Ongoing Stories of My Soul

Look over my shoulder as I ponder life.

A ‘Class’ Act

     Had lunch with fourteen friends today. No big deal, really until I share this number: 444. Four hundred, forty four. This was the total accumulation of years we spent educating children. Now folks, that is a lot of lesson planning, report carding, and parent conferencing! So many young faces looking to us for answers as well as questions. And so many mornings of greeting youngsters at the door as they told us of loose teeth, bragged about birthday gifts, and cried because their dog ran away. We listened to each tale with kind attention, while motioning one kid to hang up his jacket, and shaking our head as another little darling decided to snatch the pencil off a classmate’s desk. We took attendance, gave spelling tests and read countless stories. When a bandaid would not stop the hurting, we bandaged their souls in kind words and warm hugs.

      The student was never an intrusion in our day; kids made our day matter. Teaching was always so much more than averaging grades or processing curriculum. It was creating a sense of wonder, fostering a love for learning, and making sure each day held giggles and songs. We were story tellers and magicians, disciplinarians and number jugglers. And at the end of the day we were blessed. As well as very, very tired. Oddly, we could not wait until we woke up to do it all over again.

     I looked at the gals with whom I was breaking bread.  We laughed and storied, and shook our heads at the changes that were overtaking education. What? No time for holiday art lessons or cool units on owls? Constant pre-tests and post-tests that have crowded out the moments necessary for imagination?

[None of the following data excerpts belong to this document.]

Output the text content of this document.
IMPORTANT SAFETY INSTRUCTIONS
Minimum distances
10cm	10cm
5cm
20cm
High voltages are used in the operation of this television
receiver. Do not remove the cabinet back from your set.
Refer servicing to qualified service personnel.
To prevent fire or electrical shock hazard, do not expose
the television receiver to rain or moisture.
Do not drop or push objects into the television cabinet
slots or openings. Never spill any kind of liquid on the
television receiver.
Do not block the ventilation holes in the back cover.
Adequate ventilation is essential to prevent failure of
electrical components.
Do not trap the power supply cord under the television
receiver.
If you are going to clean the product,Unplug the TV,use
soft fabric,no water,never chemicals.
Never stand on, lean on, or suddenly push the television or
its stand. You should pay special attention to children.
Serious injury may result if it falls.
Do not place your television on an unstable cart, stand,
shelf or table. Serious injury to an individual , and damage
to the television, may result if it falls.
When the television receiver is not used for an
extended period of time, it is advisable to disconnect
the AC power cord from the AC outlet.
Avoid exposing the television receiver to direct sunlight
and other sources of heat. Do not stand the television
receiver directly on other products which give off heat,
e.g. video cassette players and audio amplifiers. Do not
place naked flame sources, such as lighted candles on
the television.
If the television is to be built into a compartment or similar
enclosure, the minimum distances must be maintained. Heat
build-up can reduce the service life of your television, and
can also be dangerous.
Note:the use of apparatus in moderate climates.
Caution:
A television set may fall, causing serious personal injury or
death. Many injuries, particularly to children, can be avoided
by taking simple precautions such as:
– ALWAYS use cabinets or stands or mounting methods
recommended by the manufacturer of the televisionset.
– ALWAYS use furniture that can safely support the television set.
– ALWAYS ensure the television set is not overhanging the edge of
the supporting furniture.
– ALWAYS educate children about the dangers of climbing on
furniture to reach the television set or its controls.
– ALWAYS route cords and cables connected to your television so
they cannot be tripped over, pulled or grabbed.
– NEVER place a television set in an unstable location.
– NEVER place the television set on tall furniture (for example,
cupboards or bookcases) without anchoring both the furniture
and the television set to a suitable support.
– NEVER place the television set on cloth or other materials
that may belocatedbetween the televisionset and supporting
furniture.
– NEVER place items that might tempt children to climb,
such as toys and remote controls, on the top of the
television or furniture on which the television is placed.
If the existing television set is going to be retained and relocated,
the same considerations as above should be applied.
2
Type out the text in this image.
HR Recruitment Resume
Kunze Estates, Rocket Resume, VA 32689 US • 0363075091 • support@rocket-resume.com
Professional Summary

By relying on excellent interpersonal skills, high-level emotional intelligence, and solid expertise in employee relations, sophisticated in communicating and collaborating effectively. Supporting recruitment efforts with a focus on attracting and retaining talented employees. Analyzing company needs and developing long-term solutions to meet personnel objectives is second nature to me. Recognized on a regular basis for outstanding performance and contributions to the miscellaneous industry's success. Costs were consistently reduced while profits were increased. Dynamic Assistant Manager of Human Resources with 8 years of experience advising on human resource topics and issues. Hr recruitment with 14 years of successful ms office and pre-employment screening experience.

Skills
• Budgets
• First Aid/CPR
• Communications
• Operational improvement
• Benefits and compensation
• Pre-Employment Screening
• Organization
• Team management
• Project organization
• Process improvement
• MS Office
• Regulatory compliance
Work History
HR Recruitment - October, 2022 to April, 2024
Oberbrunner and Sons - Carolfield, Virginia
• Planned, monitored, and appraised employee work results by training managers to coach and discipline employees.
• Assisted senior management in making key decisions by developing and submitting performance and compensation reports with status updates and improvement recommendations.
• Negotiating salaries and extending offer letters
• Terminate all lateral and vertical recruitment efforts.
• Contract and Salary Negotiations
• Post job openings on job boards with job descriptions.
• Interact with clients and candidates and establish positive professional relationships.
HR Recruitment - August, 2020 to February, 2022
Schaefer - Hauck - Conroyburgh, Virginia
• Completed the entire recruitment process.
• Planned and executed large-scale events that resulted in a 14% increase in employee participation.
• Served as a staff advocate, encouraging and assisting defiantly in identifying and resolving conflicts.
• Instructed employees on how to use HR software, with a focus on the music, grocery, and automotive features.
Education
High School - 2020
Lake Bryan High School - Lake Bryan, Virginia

Classroom plays that held kids’ excitement and joy, shelved for strangers coming in the room to offer ‘interventions’. School days so rich that kids did not want to be absent–all this dumped so the data is streamlined and profitable? There was a balance between “skill and drill without the thrill” and hands-on activities which spilled over into each subject level. What looked ‘fun’ was ‘fundamental’ and the basics were never compromised; just served with neon green highlighters or power points. We fused technology into what the textbooks left out, and time-tested ‘best practice’ were our benchmarks.

     I have never heard a former student say to me, “Wow, Mrs. Hall, those weeks of practice leading up to ISTEP were life changing!” Nope. But they will remember the time we put ‘Goldilocks on Trial,’ built moon bases that showed how we could live on the lunar surface, and wrote so many stories, essays and poems, that some were bound and published. I get responses from schoolchildren who recalled making games based on math concepts when we did a section called, “Let’s Get Board with Math.” And those moments they would beg me for more time just to read silently, as they became lost in the Young Hoosier books or autobiographies. We took them to Australia and back to the Gold Rush. On the first snowfall of the season, we ran outside to catch the snowflakes on our tongue. And we taught under administrators who honored our commitment to all students.

     These pupils became authors, mathematicians, artists, scientists, and performed on those ‘high stakes’ tests because we had also infused personal pride, accountability, and a work ethic in between every worksheet, project, or packet. We expected our kiddos to spell, punctuate, and calculate accurately. And our day wasn’t scripted, timed, and we were trusted as educators to do our job.

      With 444 years of instruction among us, we were entrusted with the awesome task of teaching a child. It was an enormous job which required patience, structure, and a mastery of the subjects we taught. Some of us spent every day with children afflicted with numerous disabilities. Many of us received awards and commendations. But really, we were only as good as the newspapers said we were. We taught children of children, and many who spoke no English. We have attended the weddings of our former students and sadly, bid our goodbye at some of their funerals. We spent 180 days a year molding clay…and in doing so, we were molded into  better human beings. What an exchange!

     The teachers of today have such a hard road. I substitute a few days a week, and I can feel the tension as I arrive in the buildings. I do not fault the staff, but of directives so misguided that educators are being forced to robotically turn out perfect little products. Kids are not a product. Just as their vital statistics follow its own path, so does learning. Numbers are only indicators, folks; it is the personal narrative that matters. The little person with knock-knock jokes and a yearning to please; who colors outside the lines and puts love notes on your desk, and always lets the new kid sit next to her or him—these are the individuals who made our 444 years so precious to us.

      I marveled at the gifts of my fourteen friends. How we shared such a history. Back in the day, we would sit in the hallway, lean up against the wall, and laugh at who got the first phone call after report cards arrived home. We built one another up, shared classroom strategies, and inside info on what worked with ‘that kid‘. School was the ‘stuff’ of our souls. It was not easy then, and it is not easy now. But my, what an honor, to say, “I’m a teacher.”

       And when it all is added up, I have to conclude that we fourteen teachers with 444 years of combined experience have been blessed beyond measure. Thank you for allowing us to use our gifts in the public classroom.

       Lunch is over, so back to the classroom. But if you are really good, you may earn an extra recess. Class act, indeed.